Mit Arbeitslosen gegen russische Gefahr
Polen. Der politische Streit um die neue paramilitärische Heimatschutz-Truppe wird heftiger
Beschäftigungstherapie für Abgehängte oder ernsthafte Landesverteidigung? In Polen gerät die „Armee zur Gebietsverteidigung“(WOT), eine Freiwilligenarmee und das favorisierte Projekt von Verteidigungsminister Antoni Macierewicz, zunehmend in das Sperrfeuer der Kritik. Das nationalkonservativ regierte Polen fürchtet derzeit angesichts der Ukraine-Krise eine Aggression Russlands wie kaum zuvor. Neben der engen Partnerschaft mit den USA und der NATO, die ihr Truppen an Polens Ostgrenzen erweitern, setzt das Land auf neue eigene Kräfte Die polnische Presse wies diese Woche darauf hin, dass sich in vielen Regionen primär Arbeitslose zur im Juni ausgerufenen Truppe melden, die es auf die 500 Zloty (112 Euro) monatlich abgesehen haben, welche für Schulung und Bereitschaft vom Staat bezahlt werden. Ursprünglich soll die Armee, nach dem Vorbild der US-National Guard ausgerichtet, die vielen paramilitärischen Gruppen anziehen, die in Polen ohnehin eifrig und halblegal Landesverteidigung üben. Doch diese scheint das Angebot weniger anzusprechen, da sie zumeist beruflich ausgelastet sind. Der ehemalige stellvertretende Verteidigungsminister General Stanislaw Koziej warn- te daher davor, eine Armee aus „Nichtqualifizierten“aufzubauen. Insgesamt 35000 Personen sollen die Verbände zählen, bislang haben sich 10 000 gemeldet.
Vorbild Krim-Krise
Die Krise auf der Krim 2014 gilt als Muster für ein drohendes Szenario, bei dem „Grüne Männchen“(russische Einheiten) über die Grenze zwischen Polen und der russischen Exklave Kaliningrad sickern können. Vermied das Verteidigungsministerium zu Beginn die Adressierung eines konkreten Feindes, so erklärte Macierewicz Anfang Dezember, dass sich seine Truppe die ersten Gefechte mit dem russischen Sonderkommando „Speznas“liefern werde.
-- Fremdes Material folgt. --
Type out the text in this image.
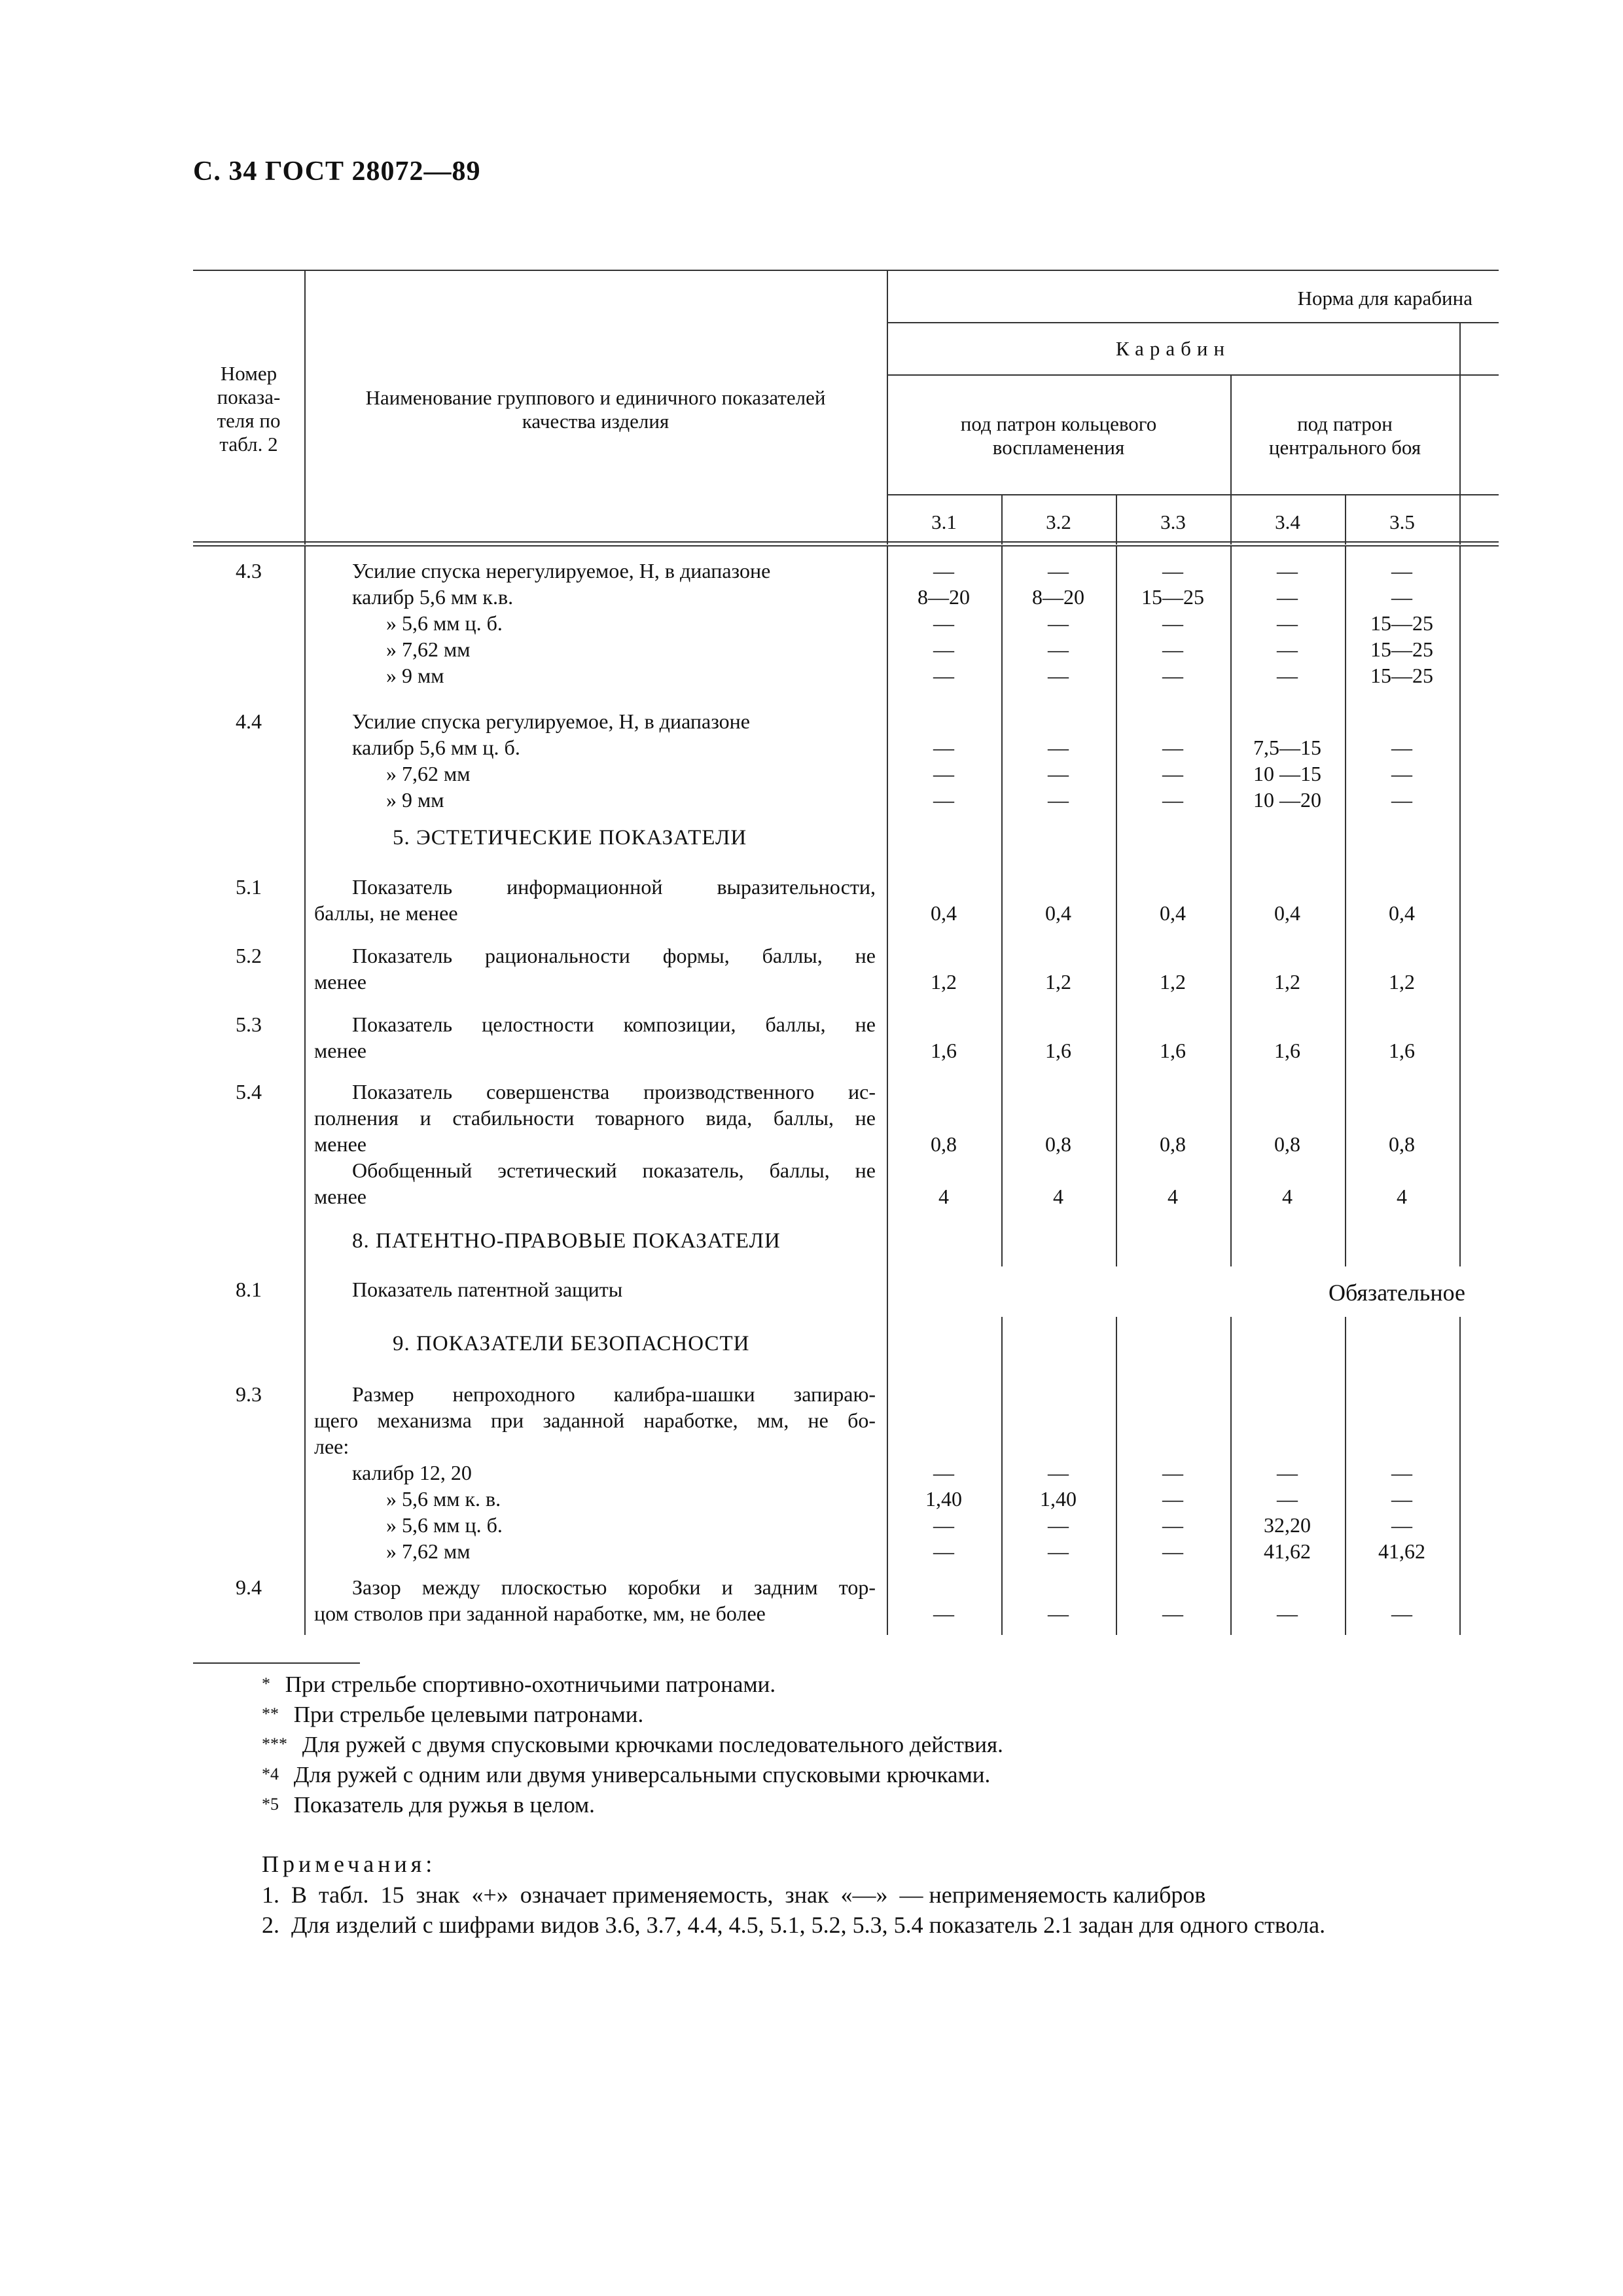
С. 34 ГОСТ 28072—89
Номер
показа-
теля по
табл. 2
Наименование группового и единичного показателей
качества изделия
Норма для карабина
Карабин
под патрон кольцевого
воспламенения
под патрон
центрального боя
3.1	3.2	3.3	3.4	3.5
4.3	Усилие спуска нерегулируемое, Н, в диапазоне	—	—	—	—	—
калибр 5,6 мм к.в.	8—20	8—20	15—25	—	—
» 5,6 мм ц. б.	—	—	—	—	15—25
» 7,62 мм	—	—	—	—	15—25
» 9 мм	—	—	—	—	15—25
4.4	Усилие спуска регулируемое, Н, в диапазоне
калибр 5,6 мм ц. б.	—	—	—	7,5—15	—
» 7,62 мм	—	—	—	10 —15	—
» 9 мм	—	—	—	10 —20	—
5. ЭСТЕТИЧЕСКИЕ ПОКАЗАТЕЛИ
5.1	Показатель информационной выразительности,
баллы, не менее	0,4	0,4	0,4	0,4	0,4
5.2	Показатель рациональности формы, баллы, не
менее	1,2	1,2	1,2	1,2	1,2
5.3	Показатель целостности композиции, баллы, не
менее	1,6	1,6	1,6	1,6	1,6
5.4	Показатель совершенства производственного ис-
полнения и стабильности товарного вида, баллы, не
менее	0,8	0,8	0,8	0,8	0,8
Обобщенный эстетический показатель, баллы, не
менее	4	4	4	4	4
8. ПАТЕНТНО-ПРАВОВЫЕ ПОКАЗАТЕЛИ
8.1	Показатель патентной защиты	Обязательное
9. ПОКАЗАТЕЛИ БЕЗОПАСНОСТИ
9.3	Размер непроходного калибра-шашки запираю-
щего механизма при заданной наработке, мм, не бо-
лее:
калибр 12, 20	—	—	—	—	—
» 5,6 мм к. в.	1,40	1,40	—	—	—
» 5,6 мм ц. б.	—	—	—	32,20	—
» 7,62 мм	—	—	—	41,62	41,62
9.4	Зазор между плоскостью коробки и задним тор-
цом стволов при заданной наработке, мм, не более	—	—	—	—	—
* При стрельбе спортивно-охотничьими патронами.
** При стрельбе целевыми патронами.
*** Для ружей с двумя спусковыми крючками последовательного действия.
*4 Для ружей с одним или двумя универсальными спусковыми крючками.
*5 Показатель для ружья в целом.
Примечания:
1.  В  табл.  15  знак  «+»  означает применяемость,  знак  «—»  — неприменяемость калибров
2.  Для изделий с шифрами видов 3.6, 3.7, 4.4, 4.5, 5.1, 5.2, 5.3, 5.4 показатель 2.1 задан для одного ствола.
Eine wirkliche Gefahr könnte die Miliz für politische Gegner im Inneren darstellen, glauben Kritiker. Denn die geplanten 17 Brigaden sind zwar in die Armee integriert, unterstehen jedoch nicht dem Generalstab sondern unmittelbar dem Verteidigungsministerium. Zudem weigerte sich die Regierungspartei „Recht und Gerechtigkeit“(PiS) im Gesetzesentwurf für die WOTTruppen festzuhalten, dass diese politisch neutral bleiben sollten, wie dies die Opposition forderte. Inoffziell wird in Polen darum von ei- ner „Privatarmee“des Verteidigungsministers gesprochen. Macierewicz der ein Faible für Verschwörungstheorien pflegt, hat viele Gegner. Sechs frühere Verteidigungsminister haben den 67-Jährigen Mitte Mai aufgrund dessen rigoroser Reform der Armee bereits zum Rücktritt aufgefordert. Sorgen bereitet darum auch die Präambel für die Umsetzung von Aufgaben im Bereich der „Krisen-Regelung“Nach Angaben von Major Mariusz Kordowski, der an der Konzeption der Armee beteiligt war, sollen die Truppen an der Niederschlagung von etwaigen Migrantenaufständen teilnehmen.